El Confidencial’s report alleges that Spanish police has given UEFA information that could prove that Cyprus’ 2018 championship and FA Cup final were fixed.
The same report said that European football’s governing body has asked the Spanish police to provide all information on match-fixing in Spain so it can clamp down on a similar ring in Cyprus.
Four games in Cyprus between 2017-2018 are linked with a match-fixing ring in Spain, involving Spaniard ex-footballer Jorge Larena who played for AEK Larnaca from 2014-2019.
The fixed games allegedly sealed the fate of the 2018 Cyprus cup as a trade-off for the league title.
Amongst the fixtures, El Confidencial alleges to have been fixed is the first leg of the semi-final for the Cup between AEK v APOEL on April 18, 2018, which the Larnaca team won 2-0.
Four days later the same teams played a league game with AEK losing at home 3-1.
In the second semi-final for the Cup with as the home team, APOEL lost 2-1 to AEK on April 25, 2018.
The other suspect game is the cup final AEK v Apollon on May 16, 2018, where the Larnaca side lifted the trophy after winning 2-1.
“As soon as I read the report, I immediately contacted the chief of police to ask for clarifications,” said Savvides.
He reviewed the police cases and “conveyed some messages, which I believe were made perfectly understandable”.
The Attorney General has already been asked for his advice on how the police should proceed.
“I want to make it clear that I had no previous knowledge of the allegations reported by the Spanish website. That is why I deemed it appropriate to call a meeting, to shed some light on the whole situation,” said Savvides.
He has invited political party leaders and the police leadership for an emergency meeting on 25 February to present suggestions, discuss and exchange views on how to prevent Cyprus football corruption.
APOEL, linked to the ring, said the report was “baseless” and dismissed it as “slanderous and lies”.
AEK’s spokesperson Kyriacos Demetriou said the club knew nothing about the allegations.
The Cyprus Football Association (CFA) said it had not been informed by UEFA of anything concerning the alleged match fixtures mentioned, nor had they received any notices that the games mentioned were fixed.
The El Confidencial report follows a string of notices sent by UEFA regarding Cyprus matches which were allegedly fixed due to abnormal betting behaviour.
Since 2011 some 85 UEFA “notices” have been received by the CFA.
Earlier this month, a second division chairman of Ayia Napa FC, Demetris Masias was arrested along with referee Andreas Constantinou on charges of match-fixing.
The chairman is accused of offering €10,000 to Othellos Athienou to throw a second division game earlier this season.

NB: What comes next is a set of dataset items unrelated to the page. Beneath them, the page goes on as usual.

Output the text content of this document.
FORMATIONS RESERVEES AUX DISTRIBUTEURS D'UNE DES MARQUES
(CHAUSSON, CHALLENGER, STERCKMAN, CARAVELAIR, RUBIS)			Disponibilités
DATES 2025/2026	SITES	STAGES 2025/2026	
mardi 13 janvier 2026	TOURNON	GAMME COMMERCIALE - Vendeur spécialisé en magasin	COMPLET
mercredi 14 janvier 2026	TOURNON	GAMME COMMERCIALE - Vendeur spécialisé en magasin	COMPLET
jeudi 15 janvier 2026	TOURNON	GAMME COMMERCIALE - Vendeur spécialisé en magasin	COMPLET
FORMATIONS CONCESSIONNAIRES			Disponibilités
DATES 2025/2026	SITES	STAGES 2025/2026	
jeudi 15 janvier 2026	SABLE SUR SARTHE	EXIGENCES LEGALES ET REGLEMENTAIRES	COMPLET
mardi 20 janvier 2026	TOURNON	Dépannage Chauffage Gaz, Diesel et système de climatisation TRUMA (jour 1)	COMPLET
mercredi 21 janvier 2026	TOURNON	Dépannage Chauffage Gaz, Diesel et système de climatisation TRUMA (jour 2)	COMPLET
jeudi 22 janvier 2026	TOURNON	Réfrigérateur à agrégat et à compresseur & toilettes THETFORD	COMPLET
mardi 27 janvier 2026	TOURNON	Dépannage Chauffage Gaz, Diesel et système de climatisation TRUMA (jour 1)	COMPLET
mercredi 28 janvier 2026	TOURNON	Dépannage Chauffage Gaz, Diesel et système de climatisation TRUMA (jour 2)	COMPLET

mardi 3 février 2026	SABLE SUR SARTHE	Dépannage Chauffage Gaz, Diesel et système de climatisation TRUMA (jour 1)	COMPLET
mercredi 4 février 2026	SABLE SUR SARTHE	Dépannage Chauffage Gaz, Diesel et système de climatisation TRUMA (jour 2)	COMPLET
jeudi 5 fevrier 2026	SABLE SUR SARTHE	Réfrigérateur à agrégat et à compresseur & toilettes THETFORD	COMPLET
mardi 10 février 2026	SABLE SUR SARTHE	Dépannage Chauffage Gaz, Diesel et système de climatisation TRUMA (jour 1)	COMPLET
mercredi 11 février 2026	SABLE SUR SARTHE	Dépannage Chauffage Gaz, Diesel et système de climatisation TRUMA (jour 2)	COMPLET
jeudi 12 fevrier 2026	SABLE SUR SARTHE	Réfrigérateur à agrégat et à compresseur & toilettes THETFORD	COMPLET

Meanwhile in January this year, Omonia Nicosia chairman Stavros Papastavrou claimed the league title could be bought for a price.
Omonia’s main investor said that the club would be taking a series of measures to expose allegedly dishonest referees as well as alleged bribery of players.

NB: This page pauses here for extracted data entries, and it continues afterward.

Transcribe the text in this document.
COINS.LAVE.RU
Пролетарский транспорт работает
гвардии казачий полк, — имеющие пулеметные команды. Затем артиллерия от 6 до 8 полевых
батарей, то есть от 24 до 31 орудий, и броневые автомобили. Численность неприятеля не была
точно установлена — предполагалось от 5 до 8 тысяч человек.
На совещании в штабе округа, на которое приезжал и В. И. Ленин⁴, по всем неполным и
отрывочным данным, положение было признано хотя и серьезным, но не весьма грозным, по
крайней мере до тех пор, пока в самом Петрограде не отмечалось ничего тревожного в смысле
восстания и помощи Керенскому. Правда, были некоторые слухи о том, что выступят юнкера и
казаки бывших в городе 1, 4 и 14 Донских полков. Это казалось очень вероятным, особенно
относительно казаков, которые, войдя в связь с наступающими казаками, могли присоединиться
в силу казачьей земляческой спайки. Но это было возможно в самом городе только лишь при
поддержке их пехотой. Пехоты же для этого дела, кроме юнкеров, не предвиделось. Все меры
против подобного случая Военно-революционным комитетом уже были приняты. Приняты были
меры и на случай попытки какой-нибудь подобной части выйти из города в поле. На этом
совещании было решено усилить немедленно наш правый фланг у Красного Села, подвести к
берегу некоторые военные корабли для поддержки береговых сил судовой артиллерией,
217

Papastavrou claimed that during his 18 months at the club he has been approached by “club representatives and people involved in Cyprus football in order to influence the performance of players and referees”.
He claimed the Cyprus Football Association was not fit for purpose.
“We believe there is widespread corruption in Cypriot football and the situation is not likely to change under the current Cyprus FA leadership”.